Practise with others. Shamatha can be approached through books and recordings, and our podcast offers guided practices to support home practice, but the tradition is clear that a qualified teacher and a supportive community make an enormous difference. At Samadhi, our courses draw directly on the Indo-Tibetan tradition, taught in a way that is accessible to all backgrounds and experience levels. You do not need to be Buddhist. You need only an interest in knowing your own mind.
Frequently asked questions
What is the difference between shamatha and mindfulness? Mindfulness, the capacity to bear something in mind without forgetting, is a component of shamatha, but not the whole of it. Shamatha is a complete system of attentional training that also involves introspection (monitoring the quality of attention), specific methods, and a mapped progression of stages. Modern secular mindfulness extracts one strand from this richer tradition.
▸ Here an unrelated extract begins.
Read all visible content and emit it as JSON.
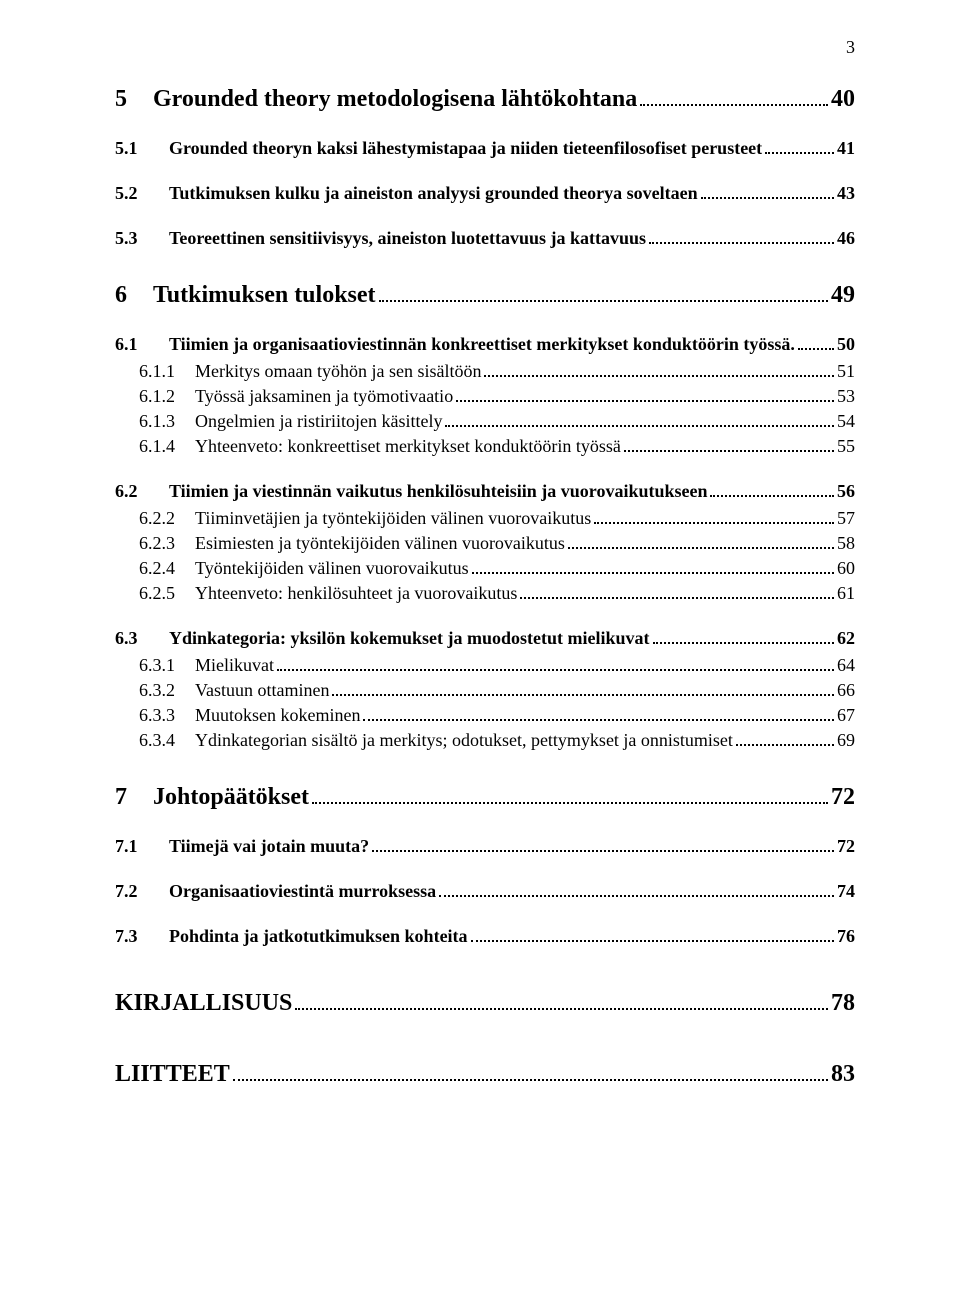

What is the difference between shamatha and vipashyana? They are sometimes called the two wings of Buddhist meditation. Shamatha develops a calm, stable, clear mind; vipashyana uses that stability to investigate the nature of experience. You need both, shamatha without insight does not lead to liberation, and insight without shamatha lacks depth.
Do I need to be Buddhist to practise shamatha? No. These practices do not require allegiance to any religious creed or belief system. They benefit anyone who would like to improve their attentional balance, reduce stress, and develop greater mental clarity.
How long should a beginner practise shamatha? Start with ten to twenty-four minutes and practise consistently. The tradition encourages us to emphasise quality rather than quantity. Daily short sessions will produce far better results than occasional long ones. As your practice develops, you can gradually extend the duration.
Can I learn shamatha on my own? You can make a meaningful start with guided instruction, through books, recordings, or guided meditations on our podcast. But the tradition consistently emphasises the value of learning with a qualified teacher, who can identify obstacles you may not see yourself and offer guidance no text can fully provide.